There's little change in healthy eating and physical activity in Island youth, according to a new survey released Wednesday.
The 2010-11 School Health Action Planning and Evaluation System (SHAPES-PEI) survey gathered information from approximately 10,000 Island students in Grades 5 to 12 about healthy eating, physical activity, mental fitness, and tobacco use.
The survey found 30 per cent of students are considered overweight or obese for their age, a number that has remained steady since 2008.
Only about 45 per cent of students meet national physical activity guidelines of 60 minutes per day, the survey found, results which are also relatively unchanged since 2008.
"We do see a need to work on physical activity in our youth programming, and hopefully by our next round we would see an enhancement of the percentage of kids who are actually meeting the physical activity guideline of 60 minutes of moderate to vigorous activity every day," said Donna Murnaghan, principal investigator of SHAPES-PEI and associate professor of nursing at UPEI.
The report also shows girls were less likely to be physically active than boys.
The survey did note a drop of seven per cent in students who reported eating and drinking unhealthy foods and beverages excessively, down to 23 per cent from 30 per cent.
The principal of Parkdale Elementary says she checks students' lunches from time to time.
"I check occasionally at lunch to see who has whole grains, milk, who has yogurt, who has fresh fruits and vegetables," said Michele LeClair.
Physical and mental health
It’s important to not just look at physical activity and eating habits, but also mental fitness, according to Sterling Carruthers, school health specialist for the Department of Education and Early Childhood Development.
The study did find improvements in mental health, with 69 per cent of Island students reporting high levels of mental fitness, up from 66 per cent in 2008.
"Think of mental fitness as a tool to measure how a student feels about herself or himself," Carruthers said in a news release.
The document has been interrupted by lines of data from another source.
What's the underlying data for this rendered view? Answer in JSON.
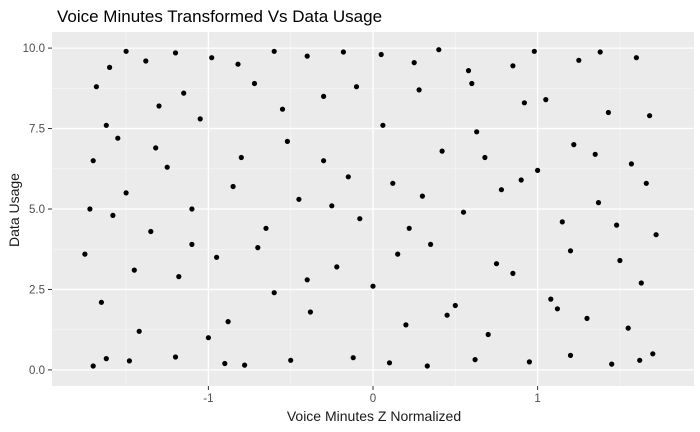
{
  "chart_data": {
    "type": "scatter",
    "title": "Voice Minutes Transformed Vs Data Usage",
    "xlabel": "Voice Minutes Z Normalized",
    "ylabel": "Data Usage",
    "xlim": [
      -1.95,
      1.95
    ],
    "ylim": [
      -0.5,
      10.5
    ],
    "x_ticks": [
      -1,
      0,
      1
    ],
    "x_tick_labels": [
      "-1",
      "0",
      "1"
    ],
    "y_ticks": [
      0,
      2.5,
      5,
      7.5,
      10
    ],
    "y_tick_labels": [
      "0.0",
      "2.5",
      "5.0",
      "7.5",
      "10.0"
    ],
    "grid": true,
    "panel_background": "#ebebeb",
    "grid_major_color": "#ffffff",
    "grid_minor_color": "#f5f5f5",
    "point_color": "#000000",
    "x_range": [
      -1.73,
      1.73
    ],
    "y_range": [
      0,
      10
    ],
    "points": [
      [
        -1.7,
        0.12
      ],
      [
        -1.62,
        0.35
      ],
      [
        -1.48,
        0.28
      ],
      [
        -1.2,
        0.4
      ],
      [
        -0.9,
        0.2
      ],
      [
        -0.78,
        0.15
      ],
      [
        -0.5,
        0.3
      ],
      [
        -0.12,
        0.38
      ],
      [
        0.1,
        0.22
      ],
      [
        0.33,
        0.12
      ],
      [
        0.62,
        0.32
      ],
      [
        0.95,
        0.25
      ],
      [
        1.2,
        0.45
      ],
      [
        1.45,
        0.18
      ],
      [
        1.62,
        0.3
      ],
      [
        1.7,
        0.5
      ],
      [
        -1.6,
        9.4
      ],
      [
        -1.5,
        9.9
      ],
      [
        -1.38,
        9.6
      ],
      [
        -1.2,
        9.85
      ],
      [
        -0.98,
        9.7
      ],
      [
        -0.82,
        9.5
      ],
      [
        -0.6,
        9.9
      ],
      [
        -0.4,
        9.75
      ],
      [
        -0.18,
        9.88
      ],
      [
        0.05,
        9.8
      ],
      [
        0.25,
        9.55
      ],
      [
        0.4,
        9.95
      ],
      [
        0.58,
        9.3
      ],
      [
        0.85,
        9.45
      ],
      [
        0.98,
        9.9
      ],
      [
        1.25,
        9.62
      ],
      [
        1.38,
        9.88
      ],
      [
        1.6,
        9.7
      ],
      [
        -1.75,
        3.6
      ],
      [
        -1.7,
        6.5
      ],
      [
        -1.68,
        8.8
      ],
      [
        -1.65,
        2.1
      ],
      [
        -1.55,
        7.2
      ],
      [
        -1.5,
        5.5
      ],
      [
        -1.42,
        1.2
      ],
      [
        -1.35,
        4.3
      ],
      [
        -1.3,
        8.2
      ],
      [
        -1.25,
        6.3
      ],
      [
        -1.18,
        2.9
      ],
      [
        -1.1,
        5.0
      ],
      [
        -1.05,
        7.8
      ],
      [
        -0.95,
        3.5
      ],
      [
        -0.88,
        1.5
      ],
      [
        -0.8,
        6.6
      ],
      [
        -0.72,
        8.9
      ],
      [
        -0.65,
        4.4
      ],
      [
        -0.6,
        2.4
      ],
      [
        -0.52,
        7.1
      ],
      [
        -0.45,
        5.3
      ],
      [
        -0.38,
        1.8
      ],
      [
        -0.3,
        8.5
      ],
      [
        -0.22,
        3.2
      ],
      [
        -0.15,
        6.0
      ],
      [
        -0.08,
        4.7
      ],
      [
        0.0,
        2.6
      ],
      [
        0.06,
        7.6
      ],
      [
        0.12,
        5.8
      ],
      [
        0.2,
        1.4
      ],
      [
        0.28,
        8.7
      ],
      [
        0.35,
        3.9
      ],
      [
        0.42,
        6.8
      ],
      [
        0.5,
        2.0
      ],
      [
        0.55,
        4.9
      ],
      [
        0.63,
        7.4
      ],
      [
        0.7,
        1.1
      ],
      [
        0.78,
        5.6
      ],
      [
        0.85,
        3.0
      ],
      [
        0.92,
        8.3
      ],
      [
        1.0,
        6.2
      ],
      [
        1.08,
        2.2
      ],
      [
        1.15,
        4.6
      ],
      [
        1.22,
        7.0
      ],
      [
        1.3,
        1.6
      ],
      [
        1.37,
        5.2
      ],
      [
        1.43,
        8.0
      ],
      [
        1.5,
        3.4
      ],
      [
        1.57,
        6.4
      ],
      [
        1.63,
        2.7
      ],
      [
        1.68,
        7.9
      ],
      [
        1.72,
        4.2
      ],
      [
        -1.58,
        4.8
      ],
      [
        -1.45,
        3.1
      ],
      [
        -1.32,
        6.9
      ],
      [
        -1.15,
        8.6
      ],
      [
        -1.0,
        1.0
      ],
      [
        -0.85,
        5.7
      ],
      [
        -0.7,
        3.8
      ],
      [
        -0.55,
        8.1
      ],
      [
        -0.4,
        2.8
      ],
      [
        -0.25,
        5.1
      ],
      [
        -0.1,
        8.8
      ],
      [
        0.15,
        3.6
      ],
      [
        0.3,
        5.4
      ],
      [
        0.45,
        1.7
      ],
      [
        0.6,
        8.9
      ],
      [
        0.75,
        3.3
      ],
      [
        0.9,
        5.9
      ],
      [
        1.05,
        8.4
      ],
      [
        1.2,
        3.7
      ],
      [
        1.35,
        6.7
      ],
      [
        1.55,
        1.3
      ],
      [
        1.66,
        5.8
      ],
      [
        -1.72,
        5.0
      ],
      [
        -1.62,
        7.6
      ],
      [
        -1.1,
        3.9
      ],
      [
        -0.3,
        6.5
      ],
      [
        0.22,
        4.4
      ],
      [
        0.68,
        6.6
      ],
      [
        1.12,
        1.9
      ],
      [
        1.48,
        4.5
      ]
    ]
  }
}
"How is mental fitness related to health behaviours? We want to understand what makes students feel good about themselves, and how that contributes to healthy lifestyle choices."
As well, the survey found about six per cent of students consider themselves to be current smokers, down from eight per cent in 2008, and 25 per cent of students admit to having ever tried smoking, down from 30 per cent in 2008.
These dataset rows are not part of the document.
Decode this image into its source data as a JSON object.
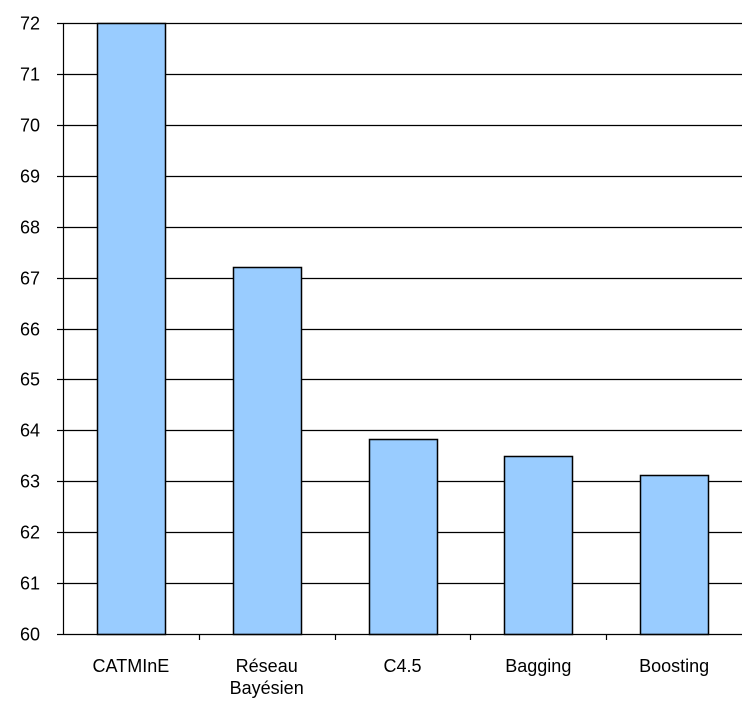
{
  "chart_data": {
    "type": "bar",
    "categories": [
      [
        "CATMInE"
      ],
      [
        "Réseau",
        "Bayésien"
      ],
      [
        "C4.5"
      ],
      [
        "Bagging"
      ],
      [
        "Boosting"
      ]
    ],
    "values": [
      72,
      67.2,
      63.83,
      63.5,
      63.12
    ],
    "ylim": [
      60,
      72
    ],
    "yticks": [
      "60",
      "61",
      "62",
      "63",
      "64",
      "65",
      "66",
      "67",
      "68",
      "69",
      "70",
      "71",
      "72"
    ],
    "title": "",
    "xlabel": "",
    "ylabel": "",
    "grid": true,
    "legend": "none",
    "bar_color": "#99ccff",
    "bar_stroke": "#000000",
    "grid_color": "#000000"
  }
}
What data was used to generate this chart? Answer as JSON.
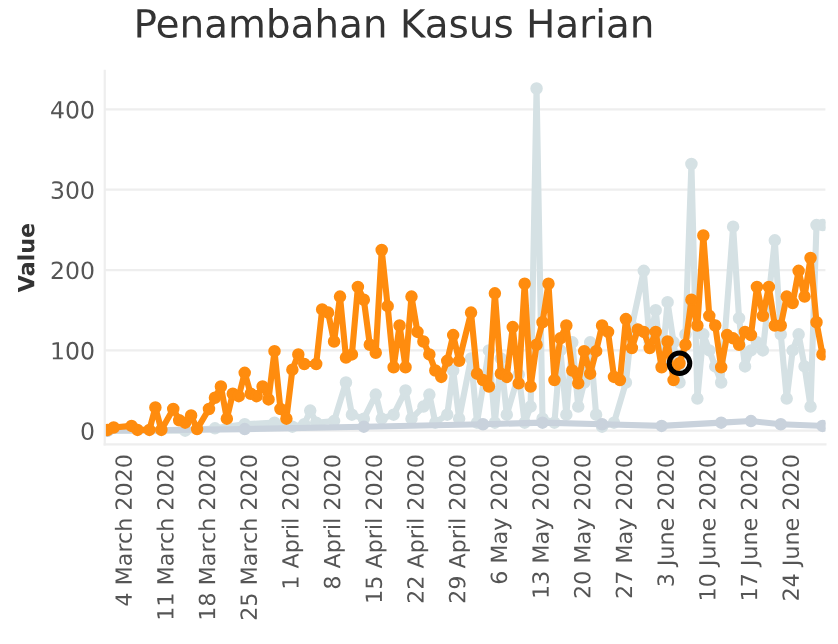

After the last report, the province offered grants to schools for healthy initiatives, but that hasn't led to big improvements.
"We did see little gains, not great strides, but we feel if we continue to monitor, continue to tell the schools and the students, the parents themselves the things out there that are happening in educational system and homes, we can act upon that research," said Education Minister Alan McIssac.
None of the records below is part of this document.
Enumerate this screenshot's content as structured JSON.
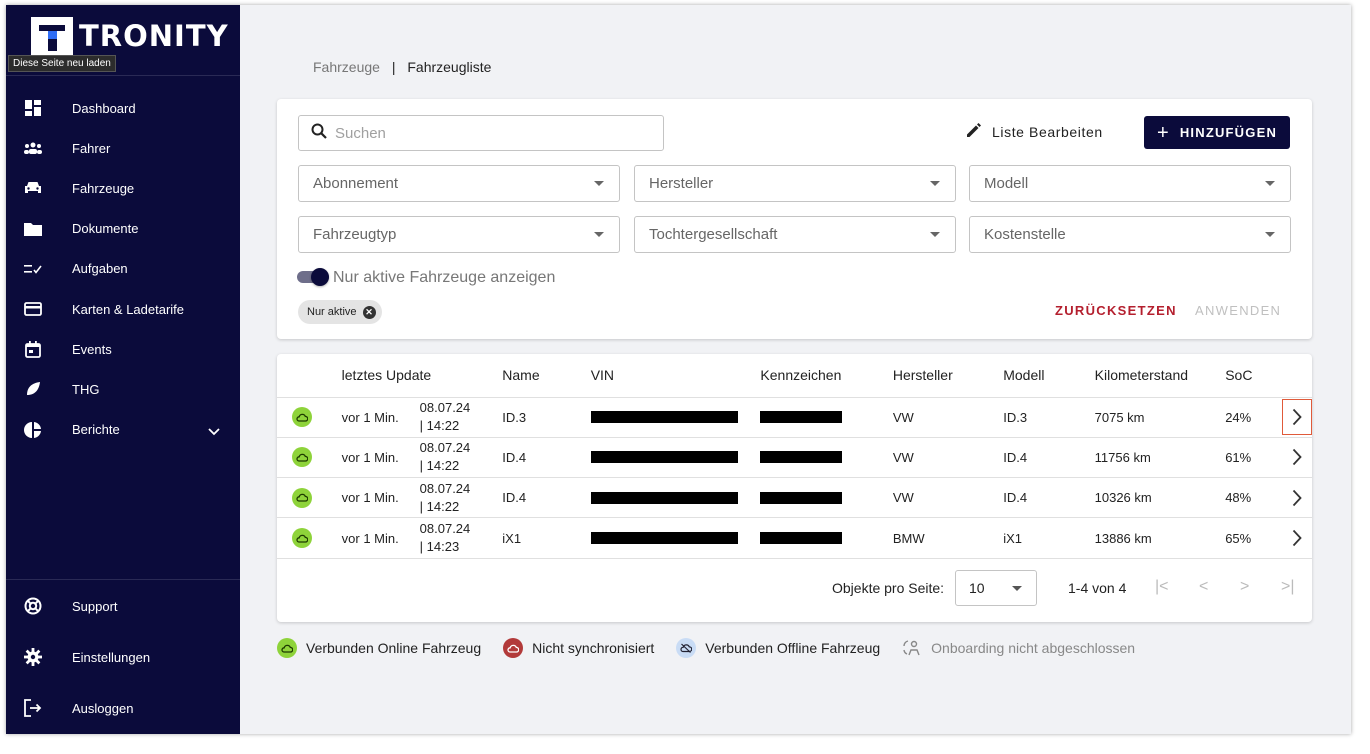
{
  "app": {
    "brand": "TRONITY",
    "tooltip": "Diese Seite neu laden"
  },
  "sidebar": {
    "items": [
      {
        "label": "Dashboard",
        "icon": "dashboard-icon"
      },
      {
        "label": "Fahrer",
        "icon": "people-icon"
      },
      {
        "label": "Fahrzeuge",
        "icon": "car-icon"
      },
      {
        "label": "Dokumente",
        "icon": "folder-icon"
      },
      {
        "label": "Aufgaben",
        "icon": "checklist-icon"
      },
      {
        "label": "Karten & Ladetarife",
        "icon": "card-icon"
      },
      {
        "label": "Events",
        "icon": "calendar-icon"
      },
      {
        "label": "THG",
        "icon": "leaf-icon"
      },
      {
        "label": "Berichte",
        "icon": "pie-chart-icon"
      }
    ],
    "bottom": [
      {
        "label": "Support",
        "icon": "lifebuoy-icon"
      },
      {
        "label": "Einstellungen",
        "icon": "gear-icon"
      },
      {
        "label": "Ausloggen",
        "icon": "logout-icon"
      }
    ]
  },
  "breadcrumb": {
    "parent": "Fahrzeuge",
    "separator": "|",
    "current": "Fahrzeugliste"
  },
  "toolbar": {
    "search_placeholder": "Suchen",
    "edit_label": "Liste Bearbeiten",
    "add_label": "HINZUFÜGEN"
  },
  "filters": {
    "row1": [
      "Abonnement",
      "Hersteller",
      "Modell"
    ],
    "row2": [
      "Fahrzeugtyp",
      "Tochtergesellschaft",
      "Kostenstelle"
    ],
    "toggle_label": "Nur aktive Fahrzeuge anzeigen",
    "toggle_on": true,
    "chip": "Nur aktive",
    "reset": "ZURÜCKSETZEN",
    "apply": "ANWENDEN"
  },
  "table": {
    "headers": [
      "letztes Update",
      "Name",
      "VIN",
      "Kennzeichen",
      "Hersteller",
      "Modell",
      "Kilometerstand",
      "SoC"
    ],
    "rows": [
      {
        "update": "vor 1 Min.",
        "date": "08.07.24",
        "time": "| 14:22",
        "name": "ID.3",
        "maker": "VW",
        "model": "ID.3",
        "km": "7075 km",
        "soc": "24%"
      },
      {
        "update": "vor 1 Min.",
        "date": "08.07.24",
        "time": "| 14:22",
        "name": "ID.4",
        "maker": "VW",
        "model": "ID.4",
        "km": "11756 km",
        "soc": "61%"
      },
      {
        "update": "vor 1 Min.",
        "date": "08.07.24",
        "time": "| 14:22",
        "name": "ID.4",
        "maker": "VW",
        "model": "ID.4",
        "km": "10326 km",
        "soc": "48%"
      },
      {
        "update": "vor 1 Min.",
        "date": "08.07.24",
        "time": "| 14:23",
        "name": "iX1",
        "maker": "BMW",
        "model": "iX1",
        "km": "13886 km",
        "soc": "65%"
      }
    ]
  },
  "pagination": {
    "per_page_label": "Objekte pro Seite:",
    "per_page": "10",
    "range": "1-4 von 4"
  },
  "legend": [
    {
      "label": "Verbunden Online Fahrzeug",
      "color": "#8ed33a"
    },
    {
      "label": "Nicht synchronisiert",
      "color": "#b23a3a"
    },
    {
      "label": "Verbunden Offline Fahrzeug",
      "color": "#c9dcf5"
    },
    {
      "label": "Onboarding nicht abgeschlossen",
      "color": "#888888"
    }
  ],
  "colors": {
    "sidebar": "#0b0b3b",
    "accent_red": "#b41f2e",
    "online_green": "#8ed33a"
  }
}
The research now goes to the schools, boards, and the province.
The survey was compiled by UPEI, along with the Department of Education and Early Childhood Development and the Department of Health and Wellness.
"The Department of Health and Wellness is very excited to see this type of research being conducted in Prince Edward Island," said Doug Currie, minister of Health and Wellness. "It is very important that we have access to quality, locally relevant data that can help inform health programming in our province.